Departmento de Fisica e Matemática, FFCLRP-Universidade de São Paulo. Av. Bandeirantes, 3900, CEP 14040-901, Ribeirão Preto-SP, Brazil.
Physiol Meas. 2012 Oct;33(10):1563-83. doi: 10.1088/0967-3334/33/10/1563. Epub 2012 Sep 4.
We analyzed the effectiveness of linear short- and long-term variability time domain parameters, an index of sympatho-vagal balance (SDNN/RMSSD) and entropy in differentiating fetal heart rate patterns (fHRPs) on the fetal heart rate (fHR) series of 5, 3 and 2 min duration reconstructed from 46 fetal magnetocardiograms. Gestational age (GA) varied from 21 to 38 weeks. FHRPs were classified based on the fHR standard deviation. In sleep states, we observed that vagal influence increased with GA, and entropy significantly increased (decreased) with GA (SDNN/RMSSD), demonstrating that a prevalence of vagal activity with autonomous nervous system maturation may be associated with increased sleep state complexity. In active wakefulness, we observed a significant negative (positive) correlation of short-term (long-term) variability parameters with SDNN/RMSSD. ANOVA statistics demonstrated that long-term irregularity and standard deviation of normal-to-normal beat intervals (SDNN) best differentiated among fHRPs. Our results confirm that short- and long-term variability parameters are useful to differentiate between quiet and active states, and that entropy improves the characterization of sleep states. All measures differentiated fHRPs more effectively on very short HR series, as a result of the fMCG high temporal resolution and of the intrinsic timescales of the events that originate the different fHRPs.

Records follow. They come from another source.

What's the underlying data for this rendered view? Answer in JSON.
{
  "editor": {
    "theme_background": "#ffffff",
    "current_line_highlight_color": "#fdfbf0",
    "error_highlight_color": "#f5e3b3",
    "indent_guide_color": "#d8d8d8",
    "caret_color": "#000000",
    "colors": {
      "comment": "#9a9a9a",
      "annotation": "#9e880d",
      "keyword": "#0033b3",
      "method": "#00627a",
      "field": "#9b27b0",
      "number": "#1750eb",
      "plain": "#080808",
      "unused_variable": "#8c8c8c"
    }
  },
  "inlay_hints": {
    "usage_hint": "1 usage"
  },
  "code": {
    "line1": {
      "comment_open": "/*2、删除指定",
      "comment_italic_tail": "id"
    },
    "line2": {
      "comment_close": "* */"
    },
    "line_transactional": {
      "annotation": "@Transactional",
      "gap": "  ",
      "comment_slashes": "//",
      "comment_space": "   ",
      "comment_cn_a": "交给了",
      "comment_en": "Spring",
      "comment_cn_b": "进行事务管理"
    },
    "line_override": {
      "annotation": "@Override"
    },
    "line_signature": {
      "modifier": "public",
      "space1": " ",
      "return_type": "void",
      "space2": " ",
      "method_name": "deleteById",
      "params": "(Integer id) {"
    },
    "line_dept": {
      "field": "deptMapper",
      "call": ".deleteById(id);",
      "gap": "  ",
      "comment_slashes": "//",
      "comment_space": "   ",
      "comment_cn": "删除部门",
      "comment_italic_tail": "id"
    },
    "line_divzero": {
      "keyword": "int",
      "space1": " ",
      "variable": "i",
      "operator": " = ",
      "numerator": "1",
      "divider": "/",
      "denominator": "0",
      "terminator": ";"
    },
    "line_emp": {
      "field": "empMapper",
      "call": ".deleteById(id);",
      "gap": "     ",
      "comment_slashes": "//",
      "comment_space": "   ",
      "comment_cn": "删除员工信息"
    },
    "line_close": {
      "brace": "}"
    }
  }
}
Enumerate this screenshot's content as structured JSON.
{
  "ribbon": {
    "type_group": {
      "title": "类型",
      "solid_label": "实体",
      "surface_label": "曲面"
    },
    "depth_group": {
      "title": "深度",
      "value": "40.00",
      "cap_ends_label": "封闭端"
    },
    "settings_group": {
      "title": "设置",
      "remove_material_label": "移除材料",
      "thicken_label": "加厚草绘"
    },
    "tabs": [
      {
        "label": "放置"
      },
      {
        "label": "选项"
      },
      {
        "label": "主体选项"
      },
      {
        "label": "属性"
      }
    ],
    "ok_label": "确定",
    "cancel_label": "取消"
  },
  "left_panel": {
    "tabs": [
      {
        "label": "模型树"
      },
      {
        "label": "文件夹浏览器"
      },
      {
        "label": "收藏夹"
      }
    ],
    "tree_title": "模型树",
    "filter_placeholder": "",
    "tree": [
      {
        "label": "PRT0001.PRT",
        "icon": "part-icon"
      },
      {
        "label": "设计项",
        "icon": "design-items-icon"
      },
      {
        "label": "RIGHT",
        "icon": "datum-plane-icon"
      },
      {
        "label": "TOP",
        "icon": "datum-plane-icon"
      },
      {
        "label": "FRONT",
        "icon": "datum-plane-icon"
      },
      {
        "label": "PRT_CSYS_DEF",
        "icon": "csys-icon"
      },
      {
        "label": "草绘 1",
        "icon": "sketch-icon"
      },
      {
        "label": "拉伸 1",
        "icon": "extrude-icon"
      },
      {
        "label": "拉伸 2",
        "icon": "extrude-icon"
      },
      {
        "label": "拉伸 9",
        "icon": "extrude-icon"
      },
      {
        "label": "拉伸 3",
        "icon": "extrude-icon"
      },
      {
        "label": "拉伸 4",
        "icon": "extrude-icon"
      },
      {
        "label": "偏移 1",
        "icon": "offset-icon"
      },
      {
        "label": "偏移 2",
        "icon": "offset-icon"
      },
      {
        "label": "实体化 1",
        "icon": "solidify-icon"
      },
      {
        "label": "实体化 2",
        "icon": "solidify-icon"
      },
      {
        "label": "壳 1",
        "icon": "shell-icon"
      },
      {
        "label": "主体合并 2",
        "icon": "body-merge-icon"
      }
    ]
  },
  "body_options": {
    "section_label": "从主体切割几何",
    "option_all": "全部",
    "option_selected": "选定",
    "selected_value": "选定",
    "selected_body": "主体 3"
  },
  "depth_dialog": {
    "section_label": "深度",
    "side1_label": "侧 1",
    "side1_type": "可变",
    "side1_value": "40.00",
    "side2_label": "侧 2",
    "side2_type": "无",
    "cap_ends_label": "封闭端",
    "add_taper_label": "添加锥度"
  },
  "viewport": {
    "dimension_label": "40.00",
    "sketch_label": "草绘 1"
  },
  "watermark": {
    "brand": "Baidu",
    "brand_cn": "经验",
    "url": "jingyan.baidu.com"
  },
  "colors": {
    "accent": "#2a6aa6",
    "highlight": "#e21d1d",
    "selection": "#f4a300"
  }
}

我们分析了线性短期和长期变异性时域参数、交感神经-迷走神经平衡指数(SDNN/RMSSD)和熵在区分胎儿心率(fHR)系列中 5、3 和 2 分钟时长的胎儿心磁图(fMCG)重构的胎儿心率模式(fHRP)中的有效性。胎龄(GA)从 21 周到 38 周不等。fHRP 是根据 fHR 标准差进行分类的。在睡眠状态下,我们观察到迷走神经的影响随着 GA 的增加而增加,而熵随着 GA 的增加(减少)显著增加(减少)(SDNN/RMSSD),这表明自主神经系统成熟时迷走神经活动的普遍性可能与睡眠状态复杂性的增加有关。在活跃的清醒状态下,我们观察到短期(长期)变异性参数与 SDNN/RMSSD 呈显著负(正)相关。方差分析表明,长期不规则性和正常-正常心跳间隔的标准差(SDNN)是区分 fHRP 的最佳参数。我们的结果证实,短期和长期变异性参数可用于区分安静和活跃状态,而熵可提高睡眠状态的特征描述。所有措施在非常短的 HR 系列上更有效地区分了 fHRP,这是因为 fMCG 具有高时间分辨率和产生不同 fHRP 的事件的固有时间尺度。